Teona Strugar Mitevska, la réalisatrice du remarquable Dieu existe son nom est Petrunya, livre avec L’homme le plus heureux du monde une nouvelle œuvre dramatique mettant ici en scène une société bosniaque qui n’arrive pas à se détacher de sa tragique histoire.

Réunis en huis clos à l’occasion d’un speed dating, des habitants de Sarajevo et des alentours se voient incités à participer à un jeu de questions-réponses où ils seront amenés à livrer des vérités pas toujours audibles pour les autres participants. L’incompréhension, et c’est un euphémisme, ira croissant entre plusieurs groupes. Ainsi, les jeunes qui n’ont pas connu la guerre et qui ne s’y intéressent pas, râleront au passage contre les vieux qui ne parlent que de ça. Quant aux plus âgés, assiégés ou assiégeants de Sarajevo, en fonction de la situation dans laquelle ils se trouvaient à l’époque, ils seront répartis entre ceux qui veulent savoir et ceux qui souhaitent oublier. Dans cette configuration, la confrontation majeure viendra entre Asja (Jelena Kordic Kuret) une femme qui porte encore physiquement et psychiquement les marques d’un tir de sniper et de Zoran (Adnan Omerovic) celui qui, pense-t-elle, lui a tiré dessus.
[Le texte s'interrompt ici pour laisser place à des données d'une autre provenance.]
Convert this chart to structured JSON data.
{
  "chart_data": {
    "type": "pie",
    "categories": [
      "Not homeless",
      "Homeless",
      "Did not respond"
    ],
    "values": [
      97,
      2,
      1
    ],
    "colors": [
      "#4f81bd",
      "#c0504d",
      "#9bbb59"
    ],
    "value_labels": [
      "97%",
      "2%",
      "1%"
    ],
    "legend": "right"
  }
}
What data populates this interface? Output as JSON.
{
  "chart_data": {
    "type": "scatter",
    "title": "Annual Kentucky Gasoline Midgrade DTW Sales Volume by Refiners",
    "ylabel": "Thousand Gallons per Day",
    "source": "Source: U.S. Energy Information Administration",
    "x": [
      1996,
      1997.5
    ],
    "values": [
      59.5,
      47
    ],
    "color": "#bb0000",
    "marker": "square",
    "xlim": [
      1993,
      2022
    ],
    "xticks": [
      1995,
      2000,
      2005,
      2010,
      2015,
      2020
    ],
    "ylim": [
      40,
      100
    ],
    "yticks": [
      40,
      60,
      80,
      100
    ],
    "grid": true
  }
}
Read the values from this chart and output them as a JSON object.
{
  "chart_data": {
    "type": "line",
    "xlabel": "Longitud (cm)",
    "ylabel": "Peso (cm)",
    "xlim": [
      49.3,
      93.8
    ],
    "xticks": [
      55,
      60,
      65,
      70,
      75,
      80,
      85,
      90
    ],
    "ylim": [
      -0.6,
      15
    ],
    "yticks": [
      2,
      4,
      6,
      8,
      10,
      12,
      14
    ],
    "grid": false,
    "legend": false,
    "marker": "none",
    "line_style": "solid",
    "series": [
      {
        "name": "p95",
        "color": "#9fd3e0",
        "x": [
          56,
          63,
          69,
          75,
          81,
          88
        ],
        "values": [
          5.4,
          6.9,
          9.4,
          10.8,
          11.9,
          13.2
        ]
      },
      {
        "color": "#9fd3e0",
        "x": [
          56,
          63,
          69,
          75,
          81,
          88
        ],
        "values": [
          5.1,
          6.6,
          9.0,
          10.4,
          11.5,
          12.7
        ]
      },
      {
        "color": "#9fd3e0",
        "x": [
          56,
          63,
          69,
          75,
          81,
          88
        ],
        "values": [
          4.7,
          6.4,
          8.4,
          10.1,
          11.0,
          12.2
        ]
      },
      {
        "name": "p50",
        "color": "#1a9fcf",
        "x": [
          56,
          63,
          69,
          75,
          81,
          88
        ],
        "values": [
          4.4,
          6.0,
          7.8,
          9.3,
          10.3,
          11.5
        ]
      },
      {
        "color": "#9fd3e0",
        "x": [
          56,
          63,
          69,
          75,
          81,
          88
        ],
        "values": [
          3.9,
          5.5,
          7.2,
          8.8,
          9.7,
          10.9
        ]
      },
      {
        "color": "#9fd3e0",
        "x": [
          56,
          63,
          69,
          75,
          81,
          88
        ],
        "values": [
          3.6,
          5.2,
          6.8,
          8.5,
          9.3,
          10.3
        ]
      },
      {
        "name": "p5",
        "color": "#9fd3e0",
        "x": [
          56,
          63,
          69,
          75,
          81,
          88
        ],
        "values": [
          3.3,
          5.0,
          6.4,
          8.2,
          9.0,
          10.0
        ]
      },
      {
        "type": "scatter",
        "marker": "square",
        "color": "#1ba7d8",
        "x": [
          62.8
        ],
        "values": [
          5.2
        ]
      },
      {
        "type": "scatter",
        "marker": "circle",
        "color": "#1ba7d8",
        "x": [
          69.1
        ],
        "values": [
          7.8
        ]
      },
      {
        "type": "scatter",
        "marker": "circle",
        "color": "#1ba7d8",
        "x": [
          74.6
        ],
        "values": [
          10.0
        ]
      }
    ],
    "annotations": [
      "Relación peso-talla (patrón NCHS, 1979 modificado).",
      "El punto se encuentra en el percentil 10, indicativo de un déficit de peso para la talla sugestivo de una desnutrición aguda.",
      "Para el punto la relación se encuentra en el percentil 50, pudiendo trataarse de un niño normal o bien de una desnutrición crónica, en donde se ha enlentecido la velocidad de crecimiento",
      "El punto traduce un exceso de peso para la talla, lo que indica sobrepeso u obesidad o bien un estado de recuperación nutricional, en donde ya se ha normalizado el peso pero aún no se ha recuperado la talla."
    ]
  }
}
On comprend l’intention de la réalisatrice : pour avancer, il faut avouer et pardonner. Une société ne peut se construire solidement si l’on balaye les scories sous le tapis, le pardon ne pouvant être accordé qu’après explication. Le groupe de participants sera ici un microcosme dans lequel les tensions ethniques et religieuses exacerbées par la guerre referont surface, conduisant à une atmosphère de plus en plus oppressante jusqu’à la crevaison de l’abcès.

À partir de simples conversations du quotidien menées par les différents protagonistes, la réalisatrice jouera avec son spectateur, l’embarquant sans crier gare dans des moments d’extrême tension dans lesquels les dialogues précédents ou suivants sembleront absurdes au regard des enjeux. En effet, comment s’intéresser à savoir quel dessert on préfère si votre interlocuteur en face a cherché à vous tuer ? La méthode a ses limites, les dialogues semblant dans ces moments-là parfois artificiels. Mais l’idée est bien présente : pour retrouver une normalité et une situation apaisée, un travail d’explication s’avère nécessaire.

Porté par le jeu remarquable de ses deux acteurs principaux, L’homme le plus heureux du monde laissera à son spectateur un goût amer à l’image d’un conflit prêt à se rallumer à tout moment.